From asking questions that require an answer To asking questions that require a conversation.

Saturday, March 14, 2009

Challenges for ELLs in Content Area Learning

Challenges for ELLs in Social Studies
Social studies and U.S. history provide the biggest challenge to ELLs in their content classes. They have very limited background knowledge to activate. ELLs lack prior knowledge of U.S. and U.S. history, geography, and current events needed. Many students will memorize information for a test, but it has no relevance for them so the information is quickly forgotten.

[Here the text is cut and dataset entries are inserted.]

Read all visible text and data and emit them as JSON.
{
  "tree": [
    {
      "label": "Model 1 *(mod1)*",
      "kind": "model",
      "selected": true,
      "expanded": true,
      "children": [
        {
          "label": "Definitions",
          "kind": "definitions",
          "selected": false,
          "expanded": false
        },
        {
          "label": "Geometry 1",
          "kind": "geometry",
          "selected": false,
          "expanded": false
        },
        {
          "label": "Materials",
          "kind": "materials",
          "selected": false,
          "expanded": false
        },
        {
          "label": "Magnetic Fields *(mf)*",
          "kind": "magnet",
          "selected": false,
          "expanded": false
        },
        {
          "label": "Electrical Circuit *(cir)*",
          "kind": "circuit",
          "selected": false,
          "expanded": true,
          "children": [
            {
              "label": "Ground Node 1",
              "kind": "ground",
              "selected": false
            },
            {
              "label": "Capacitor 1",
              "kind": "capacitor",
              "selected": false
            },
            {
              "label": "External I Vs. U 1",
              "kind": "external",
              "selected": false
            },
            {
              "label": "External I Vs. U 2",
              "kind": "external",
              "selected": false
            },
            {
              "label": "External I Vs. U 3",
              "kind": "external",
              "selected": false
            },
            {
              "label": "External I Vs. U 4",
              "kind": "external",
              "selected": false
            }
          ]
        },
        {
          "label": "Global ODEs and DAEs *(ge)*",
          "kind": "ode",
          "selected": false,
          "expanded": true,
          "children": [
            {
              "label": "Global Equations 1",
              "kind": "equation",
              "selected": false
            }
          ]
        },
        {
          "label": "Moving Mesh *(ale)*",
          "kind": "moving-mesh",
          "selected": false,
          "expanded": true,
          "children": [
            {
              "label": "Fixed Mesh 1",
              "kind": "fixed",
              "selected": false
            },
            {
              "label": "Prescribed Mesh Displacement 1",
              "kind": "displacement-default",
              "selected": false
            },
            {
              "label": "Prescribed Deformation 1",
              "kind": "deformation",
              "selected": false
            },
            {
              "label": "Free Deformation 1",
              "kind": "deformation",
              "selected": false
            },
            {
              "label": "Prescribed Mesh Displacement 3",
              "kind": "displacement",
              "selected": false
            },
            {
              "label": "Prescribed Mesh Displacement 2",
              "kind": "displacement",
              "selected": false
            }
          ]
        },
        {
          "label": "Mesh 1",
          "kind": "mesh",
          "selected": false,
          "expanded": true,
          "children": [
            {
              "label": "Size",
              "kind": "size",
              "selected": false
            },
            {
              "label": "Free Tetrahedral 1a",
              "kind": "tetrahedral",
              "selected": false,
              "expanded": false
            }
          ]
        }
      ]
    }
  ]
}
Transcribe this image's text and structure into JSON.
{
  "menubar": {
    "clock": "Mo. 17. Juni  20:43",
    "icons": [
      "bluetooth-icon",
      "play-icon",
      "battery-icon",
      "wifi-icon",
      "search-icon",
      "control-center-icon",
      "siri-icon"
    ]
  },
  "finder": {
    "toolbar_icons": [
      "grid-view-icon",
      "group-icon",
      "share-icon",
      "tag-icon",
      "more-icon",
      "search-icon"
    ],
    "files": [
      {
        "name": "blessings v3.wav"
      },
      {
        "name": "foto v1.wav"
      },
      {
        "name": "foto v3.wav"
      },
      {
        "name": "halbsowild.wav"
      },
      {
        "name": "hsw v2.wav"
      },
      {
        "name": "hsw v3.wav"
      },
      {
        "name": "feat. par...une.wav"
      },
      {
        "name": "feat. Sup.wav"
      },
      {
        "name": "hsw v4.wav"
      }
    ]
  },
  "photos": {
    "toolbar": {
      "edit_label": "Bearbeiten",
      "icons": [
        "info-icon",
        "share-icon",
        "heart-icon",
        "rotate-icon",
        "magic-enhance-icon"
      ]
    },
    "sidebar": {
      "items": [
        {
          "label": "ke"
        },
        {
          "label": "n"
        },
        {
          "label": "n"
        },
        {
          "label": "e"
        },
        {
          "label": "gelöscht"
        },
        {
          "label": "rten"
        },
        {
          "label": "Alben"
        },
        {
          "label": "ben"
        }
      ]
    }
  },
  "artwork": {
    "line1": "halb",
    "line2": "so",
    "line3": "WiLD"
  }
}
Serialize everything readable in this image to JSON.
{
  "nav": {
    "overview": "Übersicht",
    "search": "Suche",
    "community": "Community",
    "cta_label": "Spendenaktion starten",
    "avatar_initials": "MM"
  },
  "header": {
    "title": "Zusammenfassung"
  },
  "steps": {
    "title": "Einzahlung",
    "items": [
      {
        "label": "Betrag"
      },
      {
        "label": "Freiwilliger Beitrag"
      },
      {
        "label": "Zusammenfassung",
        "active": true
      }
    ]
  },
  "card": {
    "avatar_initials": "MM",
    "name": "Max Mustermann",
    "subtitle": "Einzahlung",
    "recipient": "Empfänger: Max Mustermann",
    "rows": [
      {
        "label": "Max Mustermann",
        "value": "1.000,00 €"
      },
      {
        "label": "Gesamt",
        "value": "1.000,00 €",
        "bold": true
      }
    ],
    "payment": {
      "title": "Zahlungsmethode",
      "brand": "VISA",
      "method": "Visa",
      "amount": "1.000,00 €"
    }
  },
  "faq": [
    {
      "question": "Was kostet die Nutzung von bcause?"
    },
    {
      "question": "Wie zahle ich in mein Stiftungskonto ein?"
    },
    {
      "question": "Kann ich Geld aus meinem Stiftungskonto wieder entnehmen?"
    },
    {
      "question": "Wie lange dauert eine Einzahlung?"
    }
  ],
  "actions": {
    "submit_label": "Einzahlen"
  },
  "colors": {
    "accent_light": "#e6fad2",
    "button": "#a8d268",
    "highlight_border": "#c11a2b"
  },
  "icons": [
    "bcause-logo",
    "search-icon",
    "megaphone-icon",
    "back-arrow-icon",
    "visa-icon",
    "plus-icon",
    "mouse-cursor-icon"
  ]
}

ELLs' difficulties when studying social studies
* Use of higher level thinking skills for reading and writing.
* Lack of familiarity with historical terms, government processes, and vocabulary.
* Social Studies text contains complex sentences, passive voice, and extensive use of pronouns.
* ELLs may not be used to expressing their personal opinions.
* Nationalistic and cultural focus of maps.
* Concepts which do no exist in all cultures are difficult. This includes privacy, democratic processes,          rights of citizens, free will.
* No concept of movement within the structure of a society.
* ELLs are seldom asked to contribute an alternate view that reflects conditions in other countries.
* Use in our schools of “timeline” teaching vs. learning history by “dynasty” or “period.”
* Difficulty with understanding what is said by the teacher and being able to take notes.
* Amount of text covered and the ELLs’ inability to tell what is important in the text and what is not             important.
Challenges for ELLs in Content Area Learning

All I can say is THIS IS TRUE IN MY EXPERIENCE.  Great web resource.